Doğum günü hatıralarımız veya konuşmaya başladığımızda annemizin bize söyledikleri. Bu değerleri anları hatırlamamak oldukça sinir bozucu değil mi?
Gelin, bu durumun sebeplerine bakalım.
Hayatımızın ilk yıllarındaki anıları hatırlamama durumumuz, bebeklik amnezisinin bir sonucudur.
Küçük yaşlarda bilgiyi saklayamama gibi bir şey elbette söz konusu değildir. Ancak o yaşlarda beynimiz, henüz bilgileri anılar olarak bildiğimiz karmaşık sinirsel örüntülere gönderemez.
2 ila 4 yaşları arasındaki çocuklar genellikle epizodik hafızadan yoksundur. Bu hafıza, belirli bir olayın ayrıntılarıyla ilgilidir ve beynin yüzeyinin ve korteksinin çeşitli bölümlerinde depolanır.
Örneğin ses hafızası beynin yanlarındaki işitsel kortekslerde işlenirken görsel hafıza, görsel korteks tarafından yönetilir. Hipokampüs ismi verilen beyin bölgesi de tüm dağınık parçaları bir araya getirir.
Temple Üniversite’sindeki psikoloji profesörü Nore Mewcombe’un da bu soruya bir cevabı vardır.

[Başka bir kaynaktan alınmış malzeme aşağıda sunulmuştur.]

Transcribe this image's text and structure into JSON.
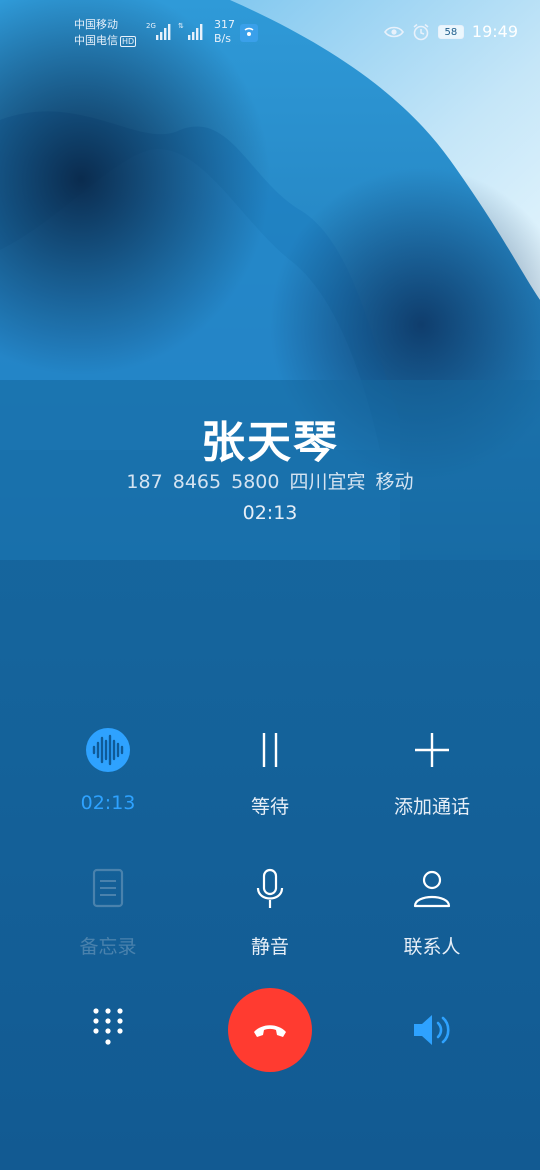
{
  "status_bar": {
    "carrier_1": "中国移动",
    "carrier_2": "中国电信",
    "hd_badge": "HD",
    "network_1": "2G",
    "speed_value": "317",
    "speed_unit": "B/s",
    "battery": "58",
    "time": "19:49"
  },
  "caller": {
    "name": "张天琴",
    "number_location": "187 8465 5800  四川宜宾 移动",
    "duration": "02:13"
  },
  "controls": {
    "recording_label": "02:13",
    "hold_label": "等待",
    "add_call_label": "添加通话",
    "notes_label": "备忘录",
    "mute_label": "静音",
    "contacts_label": "联系人"
  },
  "colors": {
    "background": "#16679f",
    "accent": "#2ea2ff",
    "end_call": "#ff3b30"
  },
  "icons": [
    "voice-wave-icon",
    "pause-icon",
    "plus-icon",
    "notes-icon",
    "microphone-icon",
    "person-icon",
    "dialpad-icon",
    "end-call-icon",
    "speaker-icon"
  ]
}
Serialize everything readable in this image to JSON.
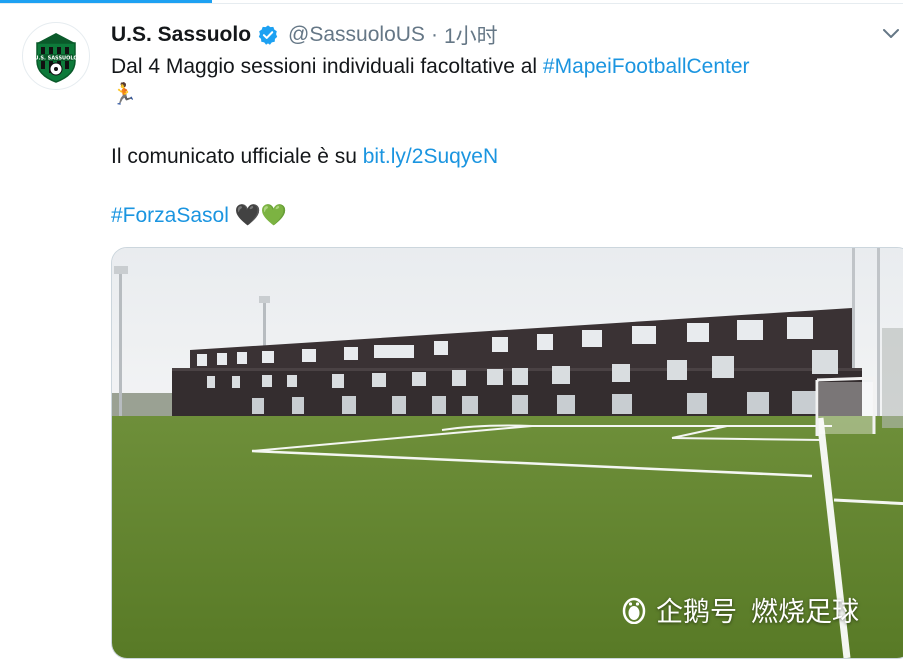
{
  "tweet": {
    "author": {
      "display_name": "U.S. Sassuolo",
      "handle": "@SassuoloUS",
      "separator": "·",
      "time": "1小时",
      "avatar_text": "U.S. SASSUOLO"
    },
    "text": {
      "line1": "Dal 4 Maggio sessioni individuali facoltative al ",
      "hashtag_center": "#MapeiFootballCenter",
      "emoji_line": "🏃",
      "line3_prefix": "Il comunicato ufficiale è su ",
      "link": "bit.ly/2SuqyeN",
      "hashtag_forza": "#ForzaSasol",
      "emojis": "🖤💚"
    }
  },
  "watermark": {
    "platform": "企鹅号",
    "account": "燃烧足球"
  },
  "icons": {
    "verified": "verified-badge-icon",
    "caret": "chevron-down-icon",
    "watermark": "penguin-icon"
  },
  "colors": {
    "link": "#1b95e0",
    "verified": "#1da1f2",
    "name": "#14171a",
    "meta": "#657786"
  }
}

Newcombe, çocukların 2-3 yaş aralığına kadar belirli bölümleri kaydedemeyecebileceklerini çünkü bu dönemde hipokampüsün bilgi parçalarını bir araya getirmeye başladığını dile getirir. Hipokampüs, parçaları toparlamaya yeni yeni başladığı için tam bir hatırlama gerçekleşmez.
Ayrıca bu yaş aralığındaki çocuklar, dünyanın nasıl işlendiğini yeni öğrendiği bir dönemdedir ve ilk 2 yılın temel amacı, semantik bilgi edinmektir. Bu döneme epizodik belleğin dahil edilmesi, onların kafasını karıştıracaktır. Bu sebeple anıları depolayan bu bellek devre dışı kalır.
Başka bir teoriye göre ise aslında bu erken çocukluk anılarını çocukken depoladığımızı fakat yetişkin olduğumuzda bunları hatırlamadığımızı yani unuttuğumuzu öne sürer.